Sergio Garcia on Sunday joined Seve Ballesteros and Jose Maria Olazabal as the only three Spanish golfers to ever win a Masters.
The Spanish golfer Sergio Garcia has ended almost 20 years of major disappointment, in beating England’s Justin Rose in a playoff to win the U.S. Masters.
Following a titanic tussle that saw both overnight leaders shoot 69 on Sunday and finish nine under after the regulation 72 holes, it was Garcia – so often golf’s almost man – who prevailed on the first extra hole following an enthralling finale. “It’s a course you can get to know and be competitive here for a long, long time”.
QUOTEWORTHY: “I felt a calmness that I never felt on a major Sunday”.
“I had chills from about 75 yards out and to have everyone here to support me, what an honor”, Hagestad said. “To do it on his 60th birthday, it’s something wonderful”.
Justin Rose in a sudden-death playoff to cap a spectacular final round on Sunday.
“It was a great battle with Sergio all day”, Rose said.
“I feel really confident here, this my favourite tournament of the year”. “He’s had his fair share of heartbreak, so he deserves it”.
“I played nicely on the front”.
Garcia became the fifth global player to win the Masters via playoff and the first since Adam Scott in 2013. Jose sent me a text this week to say how much he believed in me, and that I needed to believe in myself.
“It’s been an wonderful week”, Garcia said, “and I’m going to enjoy it for the rest of my life”. But his putt never had a chance and veered right from the hole.
Rose’s tee forced him to punch onto the fairway which presented a huge opportunity to Garcia, one that he took thanks to some solid play combined with Rose’s mistake.
Garcia birdied the first playoff hole and Rose made bogey, after his tee shot bounced out onto pine straw near the fairway while Garcia found the fairway. “We wanted to beat the other guy not the other guy to lose”.
Pieters may have been unable to become the first debutant to win here since Fuzzy Zoeller in 1979, but boy did the 25-year-old Belgian give it a good go.
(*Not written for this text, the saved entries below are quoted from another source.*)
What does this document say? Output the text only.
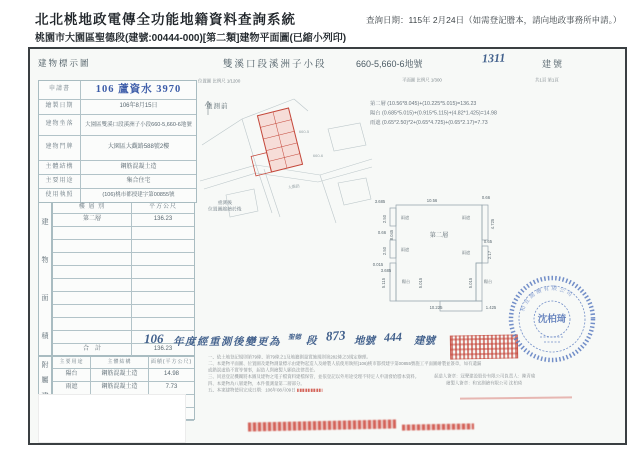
北北桃地政電傳全功能地籍資料查詢系統	查詢日期：115年 2月24日（如需登記謄本，請向地政事務所申請。）
桃園市大園區聖德段(建號:00444-000)[第二類]建物平面圖(已縮小列印)
建物標示圖	雙溪口段溪洲子小段	660-5,660-6地號	1311	建號
位置圖 比例尺 1/1200	平面圖 比例尺 1/300	共1頁 第1頁
申請書	106 蘆資水 3970
繪製日期	106年8月15日
建物坐落	大園區雙溪口段溪洲子小段660-5,660-6地號
建物門牌	大園區大觀路588號2樓
主體結構	鋼筋混凝土造
主要用途	集合住宅
使用執照	(106)桃市都授建字第00855號
建
物
面
積
樓 層 別	平方公尺
第二層	136.23
合　計	136.23
附
屬
主要用途	主體結構	面積(平方公尺)
陽台	鋼筋混凝土造	14.98
雨遮	鋼筋混凝土造	7.73
660-5
660-6
大觀路
重測前
重測後
位置圖縮繪於後
第二層 (10.56*8.045)+(10.225*5.015)=136.23
陽台 (0.685*5.015)+(0.915*5.115)+(4.82*1.425)=14.98
雨遮 (0.65*2.50)*2+(0.65*4.725)+(0.65*2.17)=7.73
10.56
0.66
3.685
2.50	雨遮
0.66 8.045
2.50	雨遮
第二層
雨遮
4.725
0.65
雨遮	2.17
0.015
3.685
5.115	陽台 5.015	5.015	陽台
10.225	1.425
106 年度經重測後變更為 聖德 段 873 地號 444 建號
一、依土地登記規則第79條、第79條之1及地籍測量實施規則第282條之3規定辦理。
二、本建物平面圖、位置圖及建物測量標示由建物起造人及繪製人依使用執照(106)桃市都授建字第00855號施工平面圖繪製並簽章，如有遺漏或錯誤虛偽不實等情事，起造人與繪製人願負法律責任。
三、同意登記機關將本圖及建物之電子檔資料建檔保管，並依登記以外用途受理不特定人申請發給謄本資料。
四、本建物為八層建物，本件僅測量第二層部分。
五、本案建物使用完成日期：106年08月09日
起造人簽章：冠聲建設股份有限公司負責人：陳青瑜
繪製人簽章：和宜測繪有限公司 沈柏琦
和宜測繪有限公司
沈柏琦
Garcia and England’s Rose, the 2016 Rio Olympic champion and 2013 US Open victor, were deadlocked on nine-under par 279 after 72 holes. “I hit the putt exactly where I wanted, I practiced that putt in the practice rounds, and it breaks left, but somehow it didn’t”. “I hit it where I wanted”.
The gallery was in disbelief that these two golfers could handle the pressure and hit back-to-back shots like that, but it was Rose who sank the birdie. He had to take a one-stroke penalty for an unplayable shot, but he still managed to salvage par. Spieth, though, started clawing back with a birdie on No. 16 to reframe his focus and, although he was 10 shots down, he had confidence he could contend. Garcia got out there with his four.
“I’m disappointed. It’s pretty simple”, Rose said. I really stepped up. I think that they realized that he paid his dues, and they realized that he’s been close so many times. His rally took off on Saturday with five birdies on a 10-hole stretch for a 68 to leave him just two back heading into the final round.
Garcia birdied the 14th to get within one.
“And this week, I’ve done it better than I’ve ever had, and because of that, I’ve looked at the course in a different way throughout the whole week”.
Now, all Rose could do was watch as Sergio Garcia curled in a 12-foot birdie to finish off a dramatic duel at Augusta National.
Not two hours earlier, it looked like the Masters was his for the taking.